Kuala Lumpur: Malaysia has said it is committed to find the MH370 flight which disappeared last year and the countries leading the search will return to the drawing board if they fail to trace the aircraft by May end.

Transport Minister Liow Tiong Lai said this yesterday ahead of the first anniversary of the disappearance of the aircraft tomorrow. The aircraft disappeared on March 8 last year while it was travelling from Kuala Lumpur to Beijing with 239 people onboard, mostly Chinese.

“By the end of May, if we still can’t find the plane, then we will have to go back to the drawing board,” he said. “We rely on the expert group … to come up with the plan. I am cautiously optimistic it should be in this area.”

The minister stressed the search operation would continue and – contrary to reports – not be scaled back.

As of yesterday, four ships are searching for MH370 in the Indian Ocean, having covered 26,000sq km of the sea floor or about 44 per cent of the 60,000sq km primary search area.

“We are still confident that we can find the plane within this priority area. We are confident because the experts are confident that the plane is in the Southern Indian Ocean,” Liow said.

On the next move, if the aircraft is not found, the minister said Malaysia would consult experts before deciding on the way forward.

“However, I am still cautiously optimistic based on the scientific and statistical data, especially the seven electronic ‘handshakes’ between MH370 and the Inmarsat satellite which are specific and crucial for us. That is why we hope that we will find the plane,” Liow said.

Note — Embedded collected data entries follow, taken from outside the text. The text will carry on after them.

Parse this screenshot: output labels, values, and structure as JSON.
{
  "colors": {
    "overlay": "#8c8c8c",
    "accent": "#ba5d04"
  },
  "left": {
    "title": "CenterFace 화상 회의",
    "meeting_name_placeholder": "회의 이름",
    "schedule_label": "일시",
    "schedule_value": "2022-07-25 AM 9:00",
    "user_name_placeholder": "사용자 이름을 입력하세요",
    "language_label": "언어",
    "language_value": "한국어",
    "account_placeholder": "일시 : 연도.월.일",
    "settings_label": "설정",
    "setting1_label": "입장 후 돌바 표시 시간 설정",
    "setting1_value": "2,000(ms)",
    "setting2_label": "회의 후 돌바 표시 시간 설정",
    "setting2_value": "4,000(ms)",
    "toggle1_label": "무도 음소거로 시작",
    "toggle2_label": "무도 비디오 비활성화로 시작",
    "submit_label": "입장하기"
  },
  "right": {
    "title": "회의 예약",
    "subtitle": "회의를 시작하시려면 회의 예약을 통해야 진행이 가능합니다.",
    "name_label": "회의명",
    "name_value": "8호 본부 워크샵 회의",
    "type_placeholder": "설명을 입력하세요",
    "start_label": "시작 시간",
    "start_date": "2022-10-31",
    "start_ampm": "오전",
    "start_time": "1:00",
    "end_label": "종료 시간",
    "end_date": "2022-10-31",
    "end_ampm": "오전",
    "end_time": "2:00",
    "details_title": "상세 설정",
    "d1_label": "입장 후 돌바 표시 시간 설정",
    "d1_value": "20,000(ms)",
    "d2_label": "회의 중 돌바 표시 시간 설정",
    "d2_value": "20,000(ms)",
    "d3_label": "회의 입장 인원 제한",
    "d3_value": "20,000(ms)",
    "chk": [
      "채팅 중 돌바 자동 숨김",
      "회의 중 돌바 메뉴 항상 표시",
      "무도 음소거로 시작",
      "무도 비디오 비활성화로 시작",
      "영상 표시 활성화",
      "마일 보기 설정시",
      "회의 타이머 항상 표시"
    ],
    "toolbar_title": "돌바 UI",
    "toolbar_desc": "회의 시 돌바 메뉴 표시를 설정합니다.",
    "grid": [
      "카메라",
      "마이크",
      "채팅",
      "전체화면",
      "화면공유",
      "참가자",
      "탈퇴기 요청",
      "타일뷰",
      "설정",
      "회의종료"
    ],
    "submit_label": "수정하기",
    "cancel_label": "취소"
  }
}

“The next-of-kin have gone through a painful year so I want to tell them that we are with them and that we will work as hard as possible to find answers for them. We understand their feelings. They come to us for answers and I want to tell them that I also want answers,” he said.

Over the past one year, Malaysia had taken various measures to help the next-of-kin, including setting up a support and communications centre in Beijing and six other provinces in China, Liow said.

Liow said, he had directed Malaysia Airlines (MAS) to better engage the next-of-kin, citing as example the declaration that MH370 was an accident should have been made known to them before the January 29 public announcement.

The minister said, he was later told that since MAS could not contact several of the next of-kin, it had sent them text messages, which he felt was not the proper way to address them.

Liow said, MAS was testing a new system that tracked the movement of aircraft every 15 minutes, adding that Malaysia was currently working with Australia on this.